First, let’s not confusing “mastering for iTunes” with the official program Apple calls “Mastered For iTunes”. At this time, you have to be an approved mastering engineer/studio by Apple in order to submit official “Mastered For iTunes” masters. However, if you’re not on this list, some of the concepts can still apply and be done when you master for iTunes and other streaming/digital stores.
With “Mastered For iTunes”, the main goal is to not have any clipping or overs when your master WAV files are encoded to AAC for the iTunes store. The other benefit is that you can submit 24-bit/high sample rate WAV files for the AAC (end user files) to be encoded from which sound arguably better than 16-bit/44.1k.
The first step about the audio not clipping after the lossy encoding is something you can and should consider for not just iTunes releases but all digital releases. Some mastering engineers leave up to 1dB of headroom to make sure the myriad of encoders the audio will face do not cause the peak levels to exceed 0dBFS and potentially have bad artifacts.

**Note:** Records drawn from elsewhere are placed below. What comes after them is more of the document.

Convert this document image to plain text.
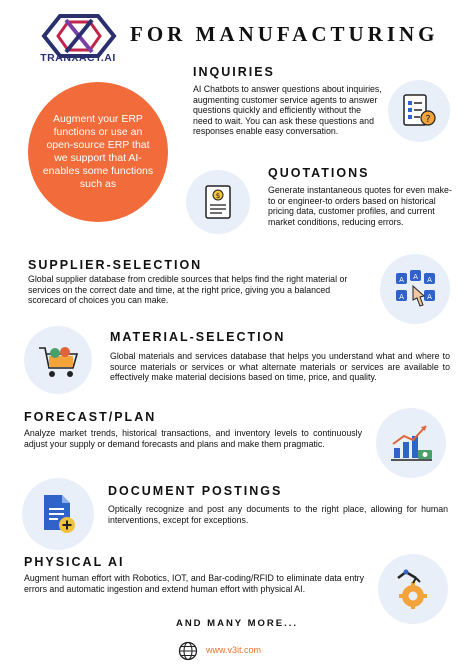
TRANXACT.AI
FOR MANUFACTURING
Augment your ERP functions or use an open-source ERP that we support that AI-enables some functions such as
INQUIRIES
AI Chatbots to answer questions about inquiries, augmenting customer service agents to answer questions quickly and efficiently without the need to wait. You can ask these questions and responses enable easy conversation.
?
$
QUOTATIONS
Generate instantaneous quotes for even make-to or engineer-to orders based on historical pricing data, customer profiles, and current market conditions, reducing errors.
SUPPLIER-SELECTION
Global supplier database from credible sources that helps find the right material or services on the correct date and time, at the right price, giving you a balanced scorecard of choices you can make.
A A A
A	A
MATERIAL-SELECTION
Global materials and services database that helps you understand what and where to source materials or services or what alternate materials or services are available to effectively make material decisions based on time, price, and quality.
FORECAST/PLAN
Analyze market trends, historical transactions, and inventory levels to continuously adjust your supply or demand forecasts and plans and make them pragmatic.
DOCUMENT POSTINGS
Optically recognize and post any documents to the right place, allowing for human interventions, except for exceptions.
PHYSICAL AI
Augment human effort with Robotics, IOT, and Bar-coding/RFID to eliminate data entry errors and automatic ingestion and extend human effort with physical AI.
AND MANY MORE...
www.v3it.com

The large majority of digital distributors still ask for 16-bit/44.1k WAV files so all this applies beyond just iTunes releases. You can also still do a standard iTunes release which requires 16-bit/44.1k WAV but you can still make sure there is enough headroom for the AAC encoder to not cause peak levels over 0dBFS.
The second step as mentioned is special to Mastered For iTunes at this time but websites such as Bandcamp and SoundCloud also accept 24-bit/high sample rate files but beware SoundCloud’s port 128kbps audio stream which is sure to induce more clipping and artifacts than something that does 320kbps mp3.

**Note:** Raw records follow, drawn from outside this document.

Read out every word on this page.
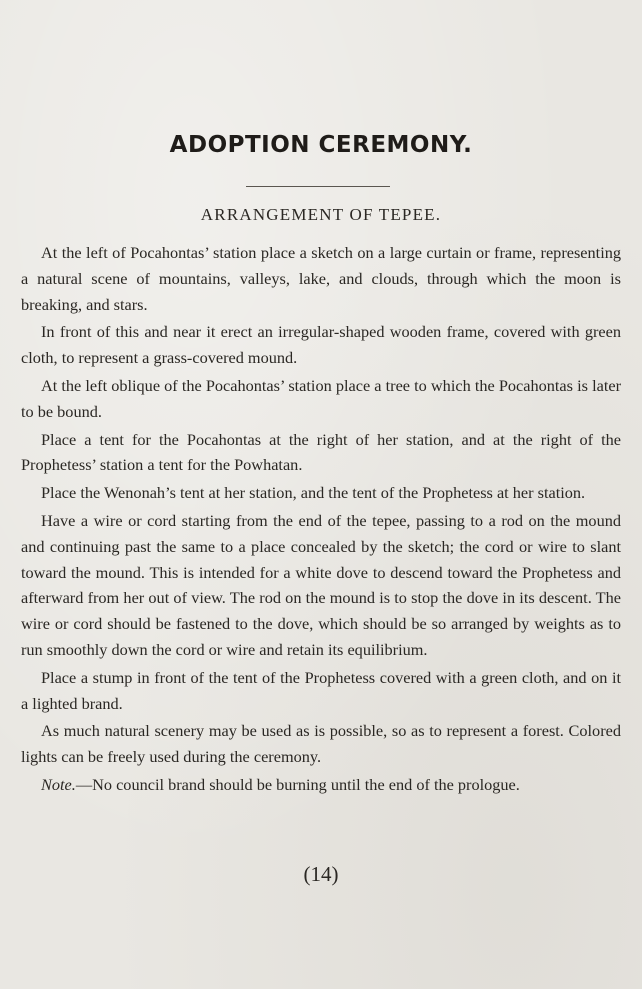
ADOPTION CEREMONY.
ARRANGEMENT OF TEPEE.

At the left of Pocahontas’ station place a sketch on a large curtain or frame, representing a natural scene of mountains, valleys, lake, and clouds, through which the moon is breaking, and stars.

In front of this and near it erect an irregular-shaped wooden frame, covered with green cloth, to represent a grass-covered mound.

At the left oblique of the Pocahontas’ station place a tree to which the Pocahontas is later to be bound.

Place a tent for the Pocahontas at the right of her station, and at the right of the Prophetess’ station a tent for the Powhatan.

Place the Wenonah’s tent at her station, and the tent of the Prophetess at her station.

Have a wire or cord starting from the end of the tepee, passing to a rod on the mound and continuing past the same to a place concealed by the sketch; the cord or wire to slant toward the mound. This is intended for a white dove to descend toward the Prophetess and afterward from her out of view. The rod on the mound is to stop the dove in its descent. The wire or cord should be fastened to the dove, which should be so arranged by weights as to run smoothly down the cord or wire and retain its equilibrium.

Place a stump in front of the tent of the Prophetess covered with a green cloth, and on it a lighted brand.

As much natural scenery may be used as is possible, so as to represent a forest. Colored lights can be freely used during the ceremony.

Note.—No council brand should be burning until the end of the prologue.

(14)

So, I think it’s good practice to be mindful of what happens after lossy encoding no matter what platform you master for because these days, it’s inevitable that the music will be data compressed using a lossy encoder somewhere down the line. Even a CD user these days is likely to just import the CD tracks into their iTunes or media library as a lossy format without even listening to the actual CD.
Anyway, back to your question. WaveLab comes with a similar plugin to the one that Ian Shepherd is using in the video called Encoder Checker. I honestly think the one that Apple provides free is garbage and I don’t use it. Check for a plugin in the master section or Playback Processing slots called Encoder Checker.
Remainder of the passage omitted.